After I won the award for the creative writing category for 19 to 24 year olds, many, many moons ago now, they were there as an organisation… they’re really interested in creating this kind of pipeline of opportunity for young people.
They offered me the opportunity to deliver workshops. I’ve delivered spoken word education programmes in collaboration with them. GOBS have collaborated with them recently. I was actually a producer for them for about six months.
When I was a producer, I produced a series of workshops for people that have engaged with the Young Creative Awards and also went out into schools. I went to Bluecoat, Aspley, and worked with a bunch of year nines there.
Got a big box of Beanie Babies in my attic, which were previously owned by my grandparents. Gave all the kids a Beanie Babies each.
Well, before this, it talked a little bit about the history of battle rap to give a bit of context and, you know, a bit of homage to the culture that battle rap emerged from. Hip hop culture. I’ve taken, I’ve taken part in a few acapella rap battles over the years, a handful of rap battles and just really enjoyed writing them.
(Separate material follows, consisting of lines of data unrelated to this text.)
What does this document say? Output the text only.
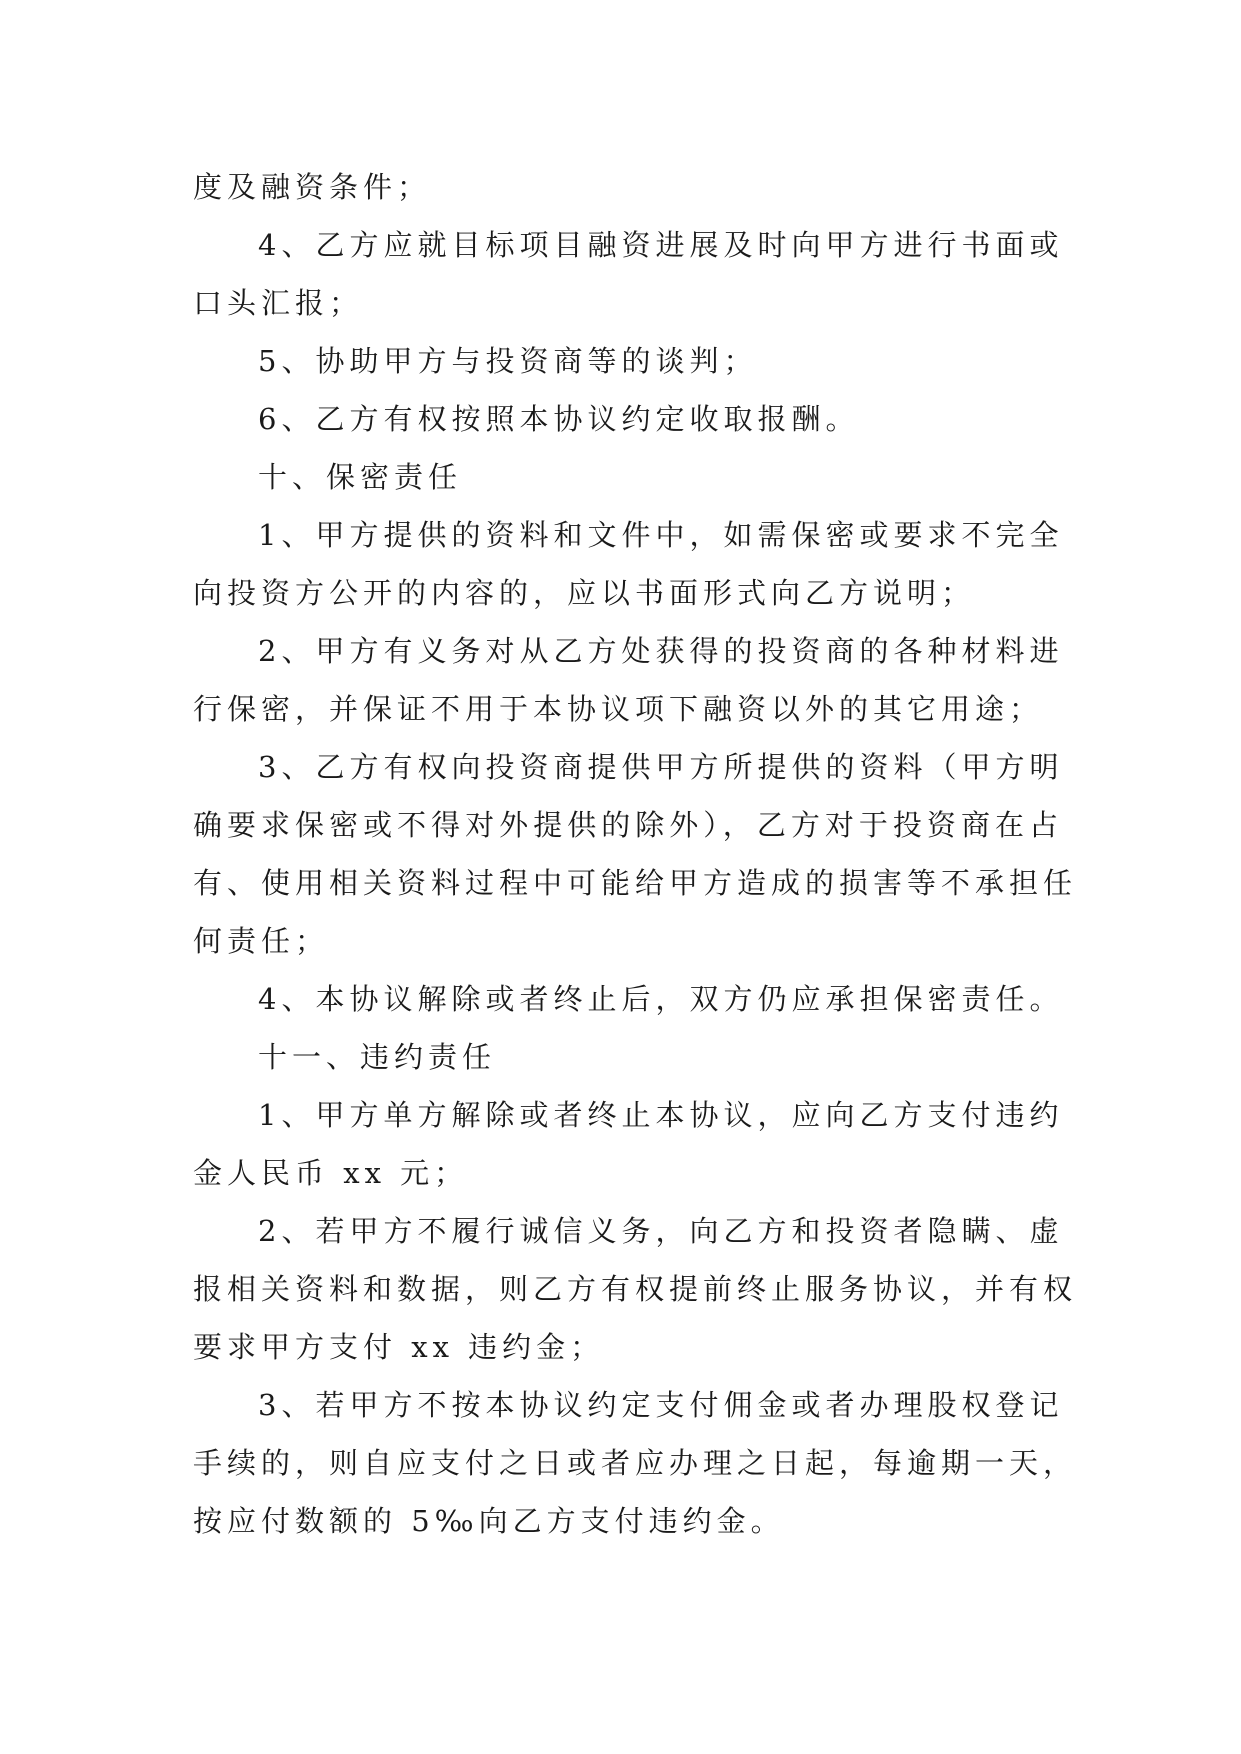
度及融资条件；
4、乙方应就目标项目融资进展及时向甲方进行书面或
口头汇报；
5、协助甲方与投资商等的谈判；
6、乙方有权按照本协议约定收取报酬。
十、保密责任
1、甲方提供的资料和文件中，如需保密或要求不完全
向投资方公开的内容的，应以书面形式向乙方说明；
2、甲方有义务对从乙方处获得的投资商的各种材料进
行保密，并保证不用于本协议项下融资以外的其它用途；
3、乙方有权向投资商提供甲方所提供的资料（甲方明
确要求保密或不得对外提供的除外），乙方对于投资商在占
有、使用相关资料过程中可能给甲方造成的损害等不承担任
何责任；
4、本协议解除或者终止后，双方仍应承担保密责任。
十一、违约责任
1、甲方单方解除或者终止本协议，应向乙方支付违约
金人民币 xx 元；
2、若甲方不履行诚信义务，向乙方和投资者隐瞒、虚
报相关资料和数据，则乙方有权提前终止服务协议，并有权
要求甲方支付 xx 违约金；
3、若甲方不按本协议约定支付佣金或者办理股权登记
手续的，则自应支付之日或者应办理之日起，每逾期一天，
按应付数额的 5‰向乙方支付违约金。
It’s like writing rhyming jokes, basically. They’re really, really fun to write.
So I gave all these kids a Beanie Baby each and got them to create, just to write down any words that they could think of to, that were to do with their Beanie Baby.
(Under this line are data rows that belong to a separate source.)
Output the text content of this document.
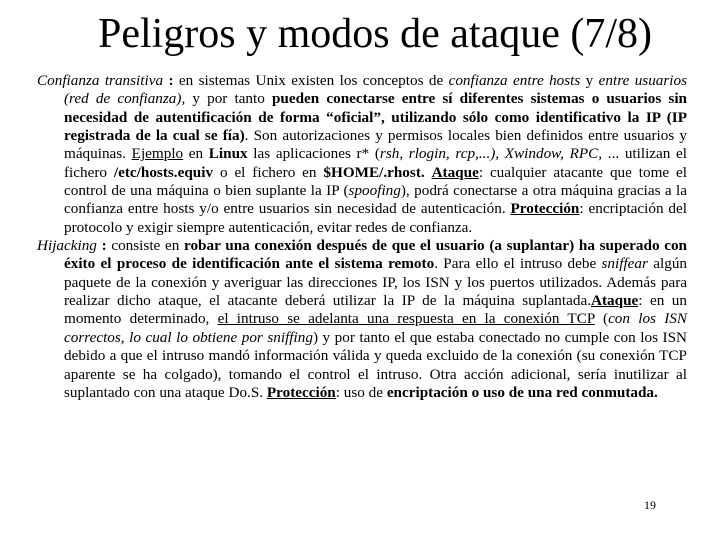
Peligros y modos de ataque (7/8)

Confianza transitiva : en sistemas Unix existen los conceptos de confianza entre hosts y entre usuarios (red de confianza), y por tanto pueden conectarse entre sí diferentes sistemas o usuarios sin necesidad de autentificación de forma “oficial”, utilizando sólo como identificativo la IP (IP registrada de la cual se fía). Son autorizaciones y permisos locales bien definidos entre usuarios y máquinas. Ejemplo en Linux las aplicaciones r* (rsh, rlogin, rcp,...), Xwindow, RPC, ... utilizan el fichero /etc/hosts.equiv o el fichero en $HOME/.rhost. Ataque: cualquier atacante que tome el control de una máquina o bien suplante la IP (spoofing), podrá conectarse a otra máquina gracias a la confianza entre hosts y/o entre usuarios sin necesidad de autenticación. Protección: encriptación del protocolo y exigir siempre autenticación, evitar redes de confianza.

Hijacking : consiste en robar una conexión después de que el usuario (a suplantar) ha superado con éxito el proceso de identificación ante el sistema remoto. Para ello el intruso debe sniffear algún paquete de la conexión y averiguar las direcciones IP, los ISN y los puertos utilizados. Además para realizar dicho ataque, el atacante deberá utilizar la IP de la máquina suplantada.Ataque: en un momento determinado, el intruso se adelanta una respuesta en la conexión TCP (con los ISN correctos, lo cual lo obtiene por sniffing) y por tanto el que estaba conectado no cumple con los ISN debido a que el intruso mandó información válida y queda excluido de la conexión (su conexión TCP aparente se ha colgado), tomando el control el intruso. Otra acción adicional, sería inutilizar al suplantado con una ataque Do.S. Protección: uso de encriptación o uso de una red conmutada.

19
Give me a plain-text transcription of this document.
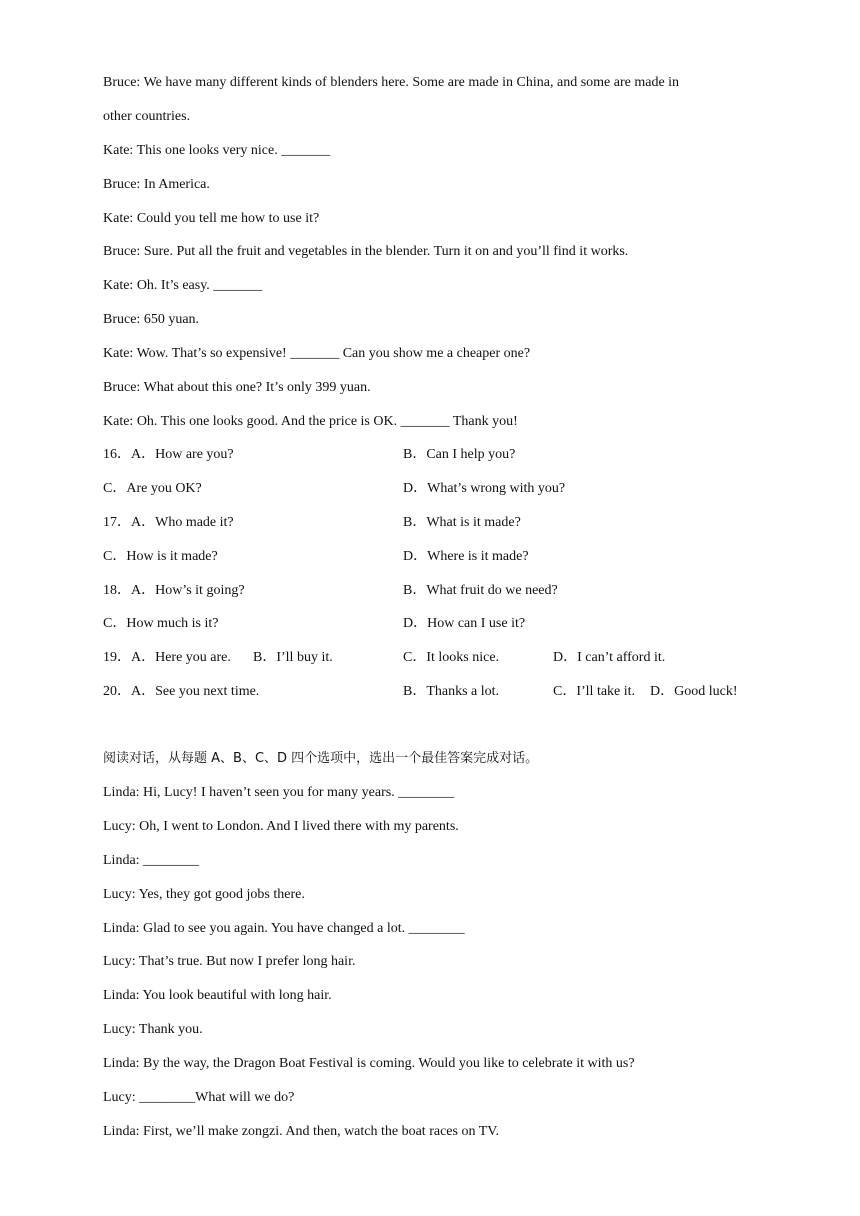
Bruce: We have many different kinds of blenders here. Some are made in China, and some are made in
other countries.
Kate: This one looks very nice. _______
Bruce: In America.
Kate: Could you tell me how to use it?
Bruce: Sure. Put all the fruit and vegetables in the blender. Turn it on and you’ll find it works.
Kate: Oh. It’s easy. _______
Bruce: 650 yuan.
Kate: Wow. That’s so expensive! _______ Can you show me a cheaper one?
Bruce: What about this one? It’s only 399 yuan.
Kate: Oh. This one looks good. And the price is OK. _______ Thank you!
16．A．How are you?	B．Can I help you?
C．Are you OK?	D．What’s wrong with you?
17．A．Who made it?	B．What is it made?
C．How is it made?	D．Where is it made?
18．A．How’s it going?	B．What fruit do we need?
C．How much is it?	D．How can I use it?
19．A．Here you are. B．I’ll buy it.	C．It looks nice.	D．I can’t afford it.
20．A．See you next time.	B．Thanks a lot.	C．I’ll take it. D．Good luck!
阅读对话，从每题 A、B、C、D 四个选项中，选出一个最佳答案完成对话。
Linda: Hi, Lucy! I haven’t seen you for many years. ________
Lucy: Oh, I went to London. And I lived there with my parents.
Linda: ________
Lucy: Yes, they got good jobs there.
Linda: Glad to see you again. You have changed a lot. ________
Lucy: That’s true. But now I prefer long hair.
Linda: You look beautiful with long hair.
Lucy: Thank you.
Linda: By the way, the Dragon Boat Festival is coming. Would you like to celebrate it with us?
Lucy: ________What will we do?
Linda: First, we’ll make zongzi. And then, watch the boat races on TV.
They had a word bank to work from and then we talked about constructing a joke.
We had a mini rap battle of rap battle rounds between a rhino and a flamingo, etc, etc.
So, yeah, really good fun. I’m really keen to do that again sometime. Watch this space.
01/02/2026, 15:55 - Finbarre:
I love how blithely you mentioned, oh, a rap battle between a rhino and a flamingo.
You are going to have to rerun this. I would love to hear the outcome!
Anyway, we need to finish up with the Guest Card passed on to the next interview. For that, grab yourself your deck, shuffle the cards. Or if there’s a particular card that speaks to you, wants to make itself known, or if you’re just feeling really evil and you want to pull out the nastiest card in the deck, just to pass it on, whatever comes to you. That will be the card that’s donated from Bridie Squires to the next person that I speak to. I’m curious to find out what you pull out, and if you could take a picture of it, all the better.
01/02/2026, 15:57 - Bridie Squires:
01/02/2026, 15:57 - Bridie Squires: Ballin.
01/02/2026, 15:58 - Bridie Squires:
01/02/2026, 15:59 - Finbarre: Finishing with a card of legacy? Apt!
01/02/2026, 16:00 - Finbarre:
Bridie Squires, thank you so much for being my first guest for 2026 for Tarot DMs. It has been an eye-opener thinking about animal rap battles and hearing about your engagement and all of the wonderful things that you’ve brought to this interview, plus getting to hear your recital before as well. I hope you have a fabulous rest of your Sunday and yeah, you’ll see me at one of the Gobs Collective events very soon.
01/02/2026, 16:01 - Bridie Squires:
Thank you so much. It’s been a real pleasure and a privilege. I’m really blessed to have been invited to take part in this and what an interesting, beautiful format and an opportunity to connect and express. So thank you so much, Finbarre.